The images seem both to embody the fragility of the planet and its almost incredible resilience.
Professor Chris Rapley, professor of climate science at University College London and former director of both the Science Museum and the British Antarctic Survey, talked about the play 2071: The World We’ll Leave Our Grandchildren.
Standing close to the slowly revolving Gaia, below the spire crossing in Salisbury Cathedral, Prof Rapley explained how he worked with playwright Duncan Macmillan to create the play, which was premiered at the Royal Court Theatre in 2014. The title comes from the year his grand-daughter will be the age he was when he wrote the play.
He showed how the power of storytelling can be used to help make sense of the world and to explore the huge threats and challenges posed by climate change, predicted population growth, soil health and social justice issues,
The script of 2071: The World’s We’ll Leave Our Grandchildren is on the Royal Court website and can be ordered from bookshops.
Across the city, at the Five Rivers Leisure Centre, the focus was on isolation and survival in the multi-media production, Zvizdal [Chernobyl – so far, so close].
This extraordinary show follows Petro and Nadia, a couple who refused to leave their village, when 49,000 people, the entire population of Pripyat and the surrounding communities, were evacuated, after the catastrophic Chernobyl disaster, the worst nuclear accident in history. (It is estimated that eventually around 350,000 people were permanently resettled from the area affected by the explosion and its aftermath.)

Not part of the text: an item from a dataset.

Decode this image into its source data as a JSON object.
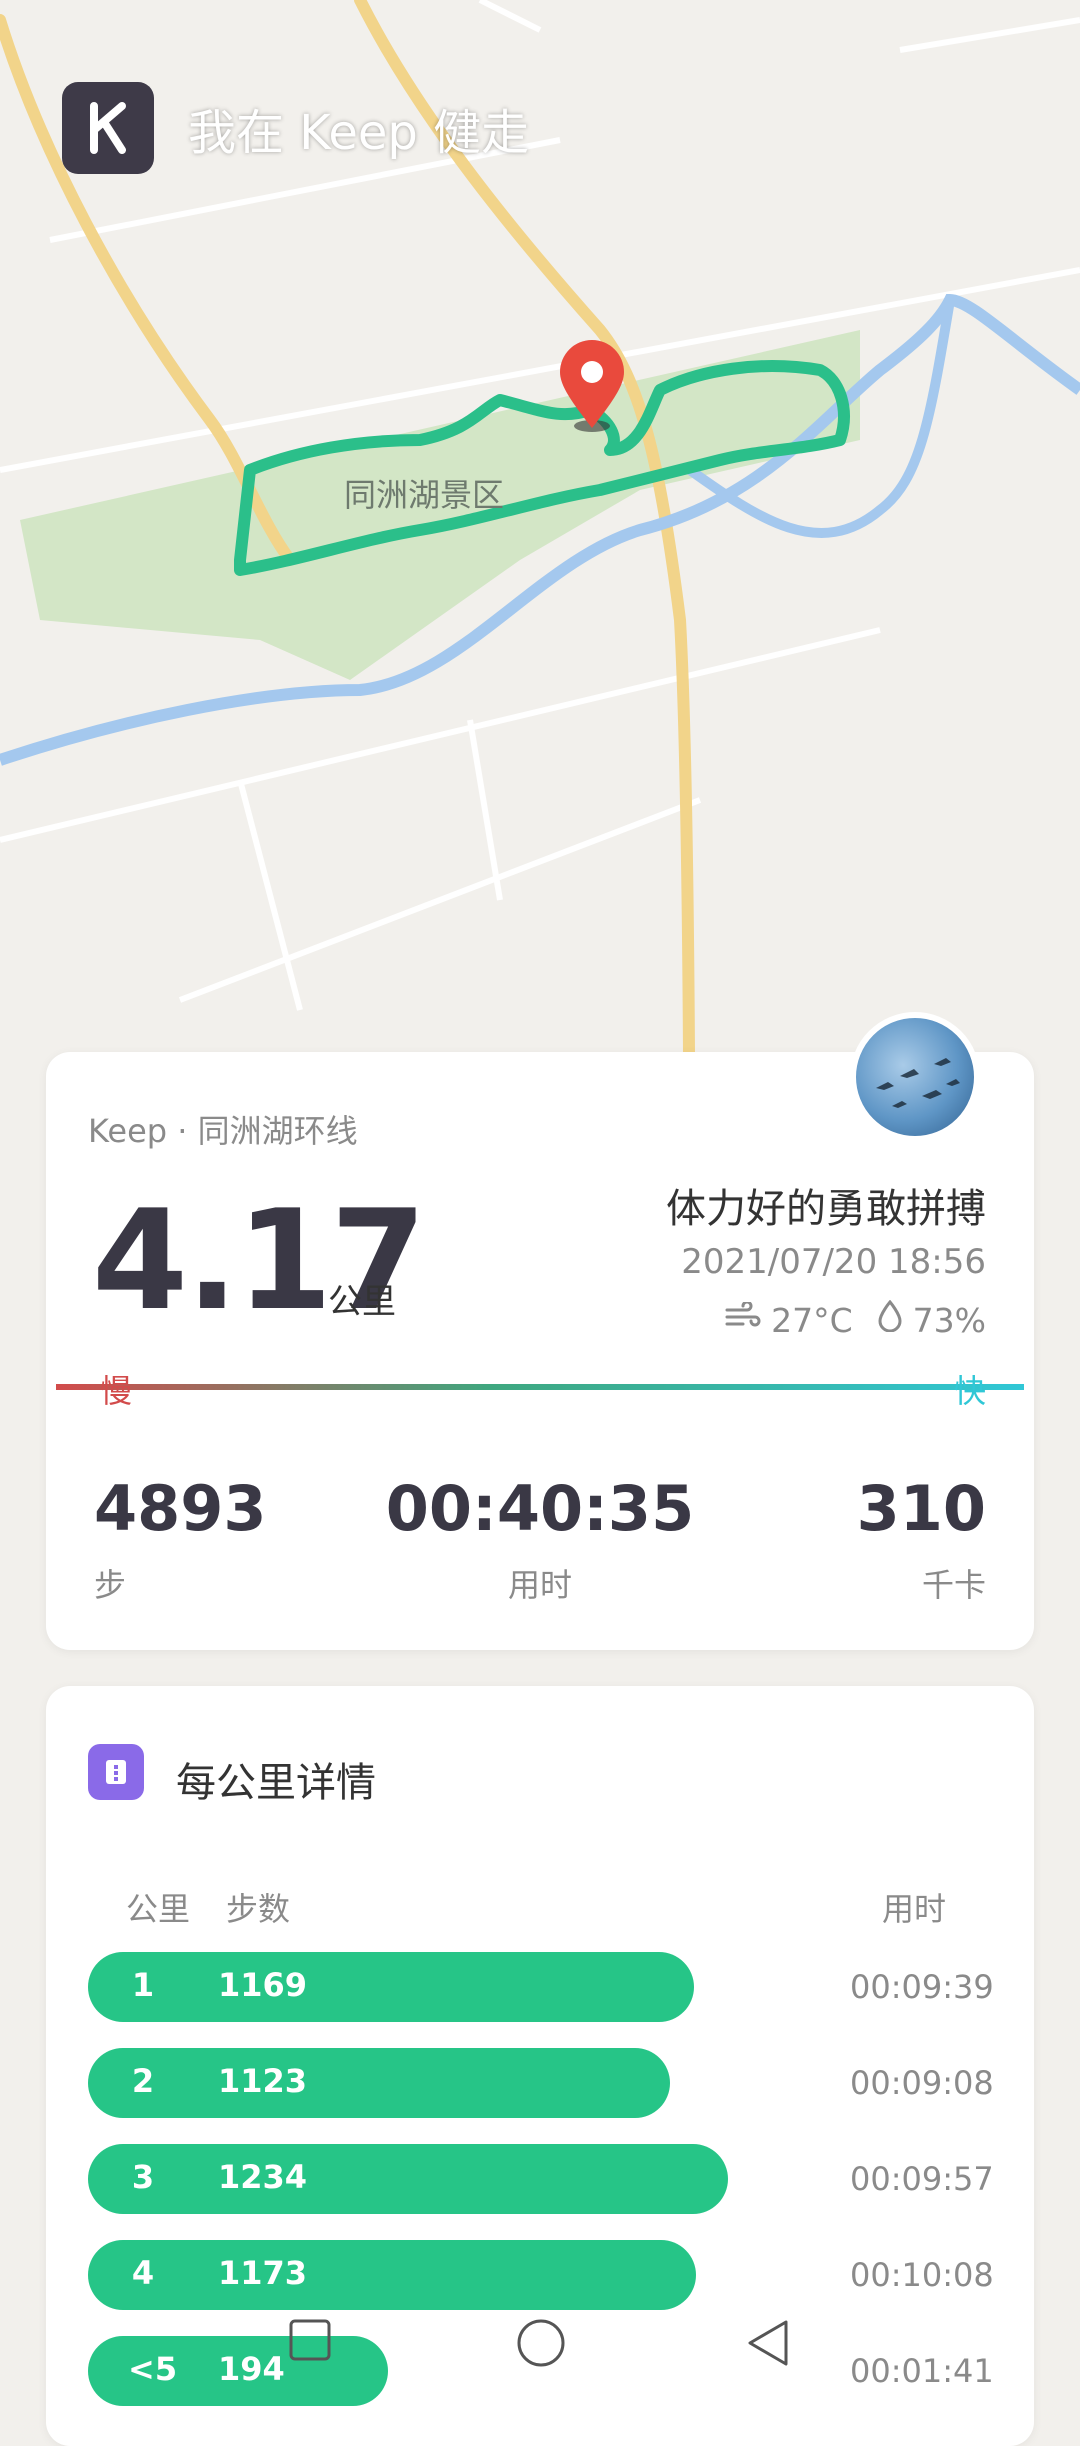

The Flemish media company Berlin visited the area many times over five years from 2011 to 2016, filming and recording Petro and Nadia as they survived on their isolated farm, scratching a living from the land, with a dog, a cow and a horse, no electricity, running water or communications, more than 20 kilometres from the nearest shop.
At times there is almost a Sleeping Beauty quality to the film – travelling into this eerie deserted landscape, where scrub and nature have recolonised dozens of towns and villages, the film-makers are metaphorically cutting their way in through the protective thorn jungle, like the prince rescuing Beauty. At other times the viewer is a voyeur, peering uninvited into the lives of two people who made a dogged but reasoned decision not to leave their lifelong home. “If you’ve got used to living somewhere, then you should stay there,” says Petro.
Gradually, the sheer resilience of the two old people becomes the story – it is impossible to imagine the privations they endure, through the relentless Ukrainian winter and the burning heat of summer. With their timeless country knowledge and skills, their occasional dry humour and their granite resilience, Petro and Nadia have a primal, primeval connection to the land – they are as much part of this damaged-but-recovering landscape as the birds and the trees.
In the final sequence of Zvizdal, on Berlin’s website, Nadia says simply: “Dear is the land where your mother gave birth to you.”